Neuberger Berman’s above-reproach reputation is one of the venerable investment firm’s most valuable assets. It’s so important, in fact, that former chairman and managing principal Lawrence Zicklin once fired a man for taking advantage of a competitor. It didn’t matter that the employee had pressed the advantage on behalf of a Neuberger Berman client.
“I fired him because I understood that he didn’t really understand what our business was about,” Zicklin told Wharton Alumni Magazine. The company was founded in the Depression,went public in 1999, and was acquired by Lehman Brothers in 2003. Along the way, it maintained its reputation for integrity as well as performance—something
Zicklin attributes to the fact that the top managers kept their eyes continually on the future value of the firm. They always sought to protect “the franchise,” as Zicklin calls it. Zicklin is more than committed to ethical business practices—he’s a true believer. In 1997, he endowed Wharton’s Carol and Lawrence Zicklin Center for Business Ethics Research, because he realized that American businesses were rife with conflicts of interest. But he never imagined such the wholesale ethical slide that emerged in early 2000s. “Not in my wildest imagination,” he says.
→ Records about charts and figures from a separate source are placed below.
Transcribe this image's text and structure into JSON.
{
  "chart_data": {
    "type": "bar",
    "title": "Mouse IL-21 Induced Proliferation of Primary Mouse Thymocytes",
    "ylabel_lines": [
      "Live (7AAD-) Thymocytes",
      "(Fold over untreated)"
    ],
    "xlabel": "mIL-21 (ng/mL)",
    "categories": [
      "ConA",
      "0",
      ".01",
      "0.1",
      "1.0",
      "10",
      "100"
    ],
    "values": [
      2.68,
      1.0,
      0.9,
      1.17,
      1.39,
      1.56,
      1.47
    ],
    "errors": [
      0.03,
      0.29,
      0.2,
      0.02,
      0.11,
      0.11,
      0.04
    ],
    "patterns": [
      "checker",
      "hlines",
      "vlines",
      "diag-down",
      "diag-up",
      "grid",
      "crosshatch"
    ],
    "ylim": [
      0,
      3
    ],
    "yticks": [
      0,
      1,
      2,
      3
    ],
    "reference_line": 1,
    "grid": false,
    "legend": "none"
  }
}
The Zicklin Center stands out among business school ethics centers because of its emphasis on supporting and disseminating research and long commitment to the subject (Wharton has been teaching ethics since 1975). A 2003 report by the Aspen Institute’s Business and Society Program and the World Resources Institute identified Wharton as one of the schools that is “setting the bar for research activity” on social impact and environmental management. The Center has since forged partnerships with the World Bank Institute (WBI) and United Nations Global Compact, allowing its research agenda to focus on real challenges.
Since Zicklin has retired, he began aweekend seminar on business ethics for faculty at New York University and now often teaches there. And he has supported his undergraduate institution—Baruch College of the City University of New York (which named the Zicklin School of Business in his honor in 1997)—by helping to found the Robert Zicklin Center for Corporate Integrity in 2000.